The full suite of SageMaker offers end-to-end experience, from automated data labelling with SageMaker Ground Truth, to model interpretation and debugging with SageMaker Debugger, as well as model deployment and monitoring using SageMaker Model monitor. The AWS ML Services is well suited for both ML beginners and seasoned data scientists, with a very flexible environment and a low learning curve. Some of its features are:

  • It has many pre-built algorithms, with lots more available in the AWS Marketplace.
  • It is optimized for very large datasets and computing in large distributed systems.
  • It includes built-in support for many popular machine learning frameworks like TensorFlow, Apache MXNet, PyTorch, etc while also allowing flexibility for using any other preferred framework through the use of containers.
  • Jupyter notebook environment running R/Python kernels aiding easy collaborations among teams.
  • It also has GPU's available to provide added gains in ML performance.

Microsoft Azure

Azure is also a major player in the machine learning cloud services space with various MLaaS offerings. Azure has ML Studio which makes use of a very simple GUI drag-and-drop tool feature, that makes it very easy to orchestrate services (e.g data investigation, data preprocessing, data investigation, method selection, etc). The GUI makes it suitable for users to view and understand the entire workflow within Azure's ML Studio. Azure also offers support for 100+ algorithms and modules, although not supporting popular frameworks such as TensorFlow, MXNet, Chainer, etc. Azure instead supports those frameworks on Azure ML Services.

The ML Services platform supports a wide range of open-source frameworks and even third-party services for model deployments like Docker. It includes Azure SQL Managed Instance ML Service for training and deploying models inside an Azure SQL managed instance using SQL, Azure SQL Edge for cloud-based machine learning in SQL, Azure Databricks for spark-based analytics, capable of building and deploying models and data workflows. The ML Services platform is a more in-depth service than the ML Studio; It offers environments for hosting, versioning, management and monitoring of models on Azure, as well as edge devices. Using Azure's machine learning service, models are trained, deployed and managed in Azure using Python and the command line.

Google Cloud

Google Cloud "GCP" is another major cloud service vendor which aims to be the de facto "all you need in the cloud" service provider. GCP's machine learning service includes the Deep Learning VM Image, and the AI Platform.

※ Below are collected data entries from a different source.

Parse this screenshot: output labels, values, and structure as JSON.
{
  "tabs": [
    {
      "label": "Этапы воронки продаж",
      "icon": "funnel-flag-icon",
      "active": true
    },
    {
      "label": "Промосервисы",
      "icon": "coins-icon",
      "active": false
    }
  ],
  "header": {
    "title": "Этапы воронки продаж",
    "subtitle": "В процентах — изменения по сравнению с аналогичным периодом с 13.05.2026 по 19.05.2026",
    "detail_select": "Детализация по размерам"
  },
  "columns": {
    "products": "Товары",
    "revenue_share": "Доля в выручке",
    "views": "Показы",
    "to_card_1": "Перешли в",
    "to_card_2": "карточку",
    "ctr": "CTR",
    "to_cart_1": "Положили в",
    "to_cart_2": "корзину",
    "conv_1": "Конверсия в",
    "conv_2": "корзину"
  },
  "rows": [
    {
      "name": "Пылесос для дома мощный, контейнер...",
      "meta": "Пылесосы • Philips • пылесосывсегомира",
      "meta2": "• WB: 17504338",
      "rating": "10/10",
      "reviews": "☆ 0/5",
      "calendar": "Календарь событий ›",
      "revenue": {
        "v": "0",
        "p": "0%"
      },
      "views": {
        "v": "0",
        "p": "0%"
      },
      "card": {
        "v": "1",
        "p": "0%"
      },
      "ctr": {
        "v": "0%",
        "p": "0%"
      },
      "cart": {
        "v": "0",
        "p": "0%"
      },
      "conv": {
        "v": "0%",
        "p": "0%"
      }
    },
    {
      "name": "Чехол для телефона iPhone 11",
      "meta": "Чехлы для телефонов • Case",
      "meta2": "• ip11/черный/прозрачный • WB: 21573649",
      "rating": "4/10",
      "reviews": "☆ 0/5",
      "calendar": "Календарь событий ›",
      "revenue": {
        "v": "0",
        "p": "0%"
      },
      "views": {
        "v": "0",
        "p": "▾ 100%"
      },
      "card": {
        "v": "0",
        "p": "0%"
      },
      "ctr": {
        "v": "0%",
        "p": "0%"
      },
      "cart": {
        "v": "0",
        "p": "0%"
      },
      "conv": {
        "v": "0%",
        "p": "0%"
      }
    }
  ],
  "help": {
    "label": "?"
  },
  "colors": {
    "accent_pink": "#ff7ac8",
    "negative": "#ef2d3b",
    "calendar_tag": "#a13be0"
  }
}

With the Deep Learning VM Image, ML Engineers can provision a VM with everything ready for use. Users will have a machine instance preloaded with any of the popular frameworks of their choice without worrying about software compatibility. These Google Compute instances can be installed with TensorFlow, PyTorch, Scikit-learn, MXNet, etc. It's also easy to add cloud GPU and TPU for added performance. Jupyter lab notebooks are also supported to provide a seamless, interactive machine learning environment for ML experiments.

The AI Platform is created in a way that ML developers and engineers can move projects from idea-phase to production and deployment in a relatively fast pace while supporting TFX tools for testing and analyzing models. The AI Platform and prediction service can be used to train models and deploy them to production on GCP in a serverless environment.

Conclusion

The cloud brings a wide variety of employable solutions for machine learning solutions. Considering the many benefits both suites of technology can offer to businesses and other organizations, it's not surprising to see the steady rise in the adoption of both services. Machine Learning when combined with the cloud brings needed support for enterprises in starting ML. The various cloud vendors offering MLaaS have different suites of services that provide AI tools in their respective cloud-based computing frameworks. Small and medium-sized enterprises can take advantage of MLaaS with the promise of gaining valuable insights from working models even with limited team strength via machine learning cloud services. Clearly, machine learning and cloud has become a synergy; and the cloud is currently the way forward for AI and especially Machine Learning in the 21st Century. The future looks set for a new standard of doing machine learning in the cloud.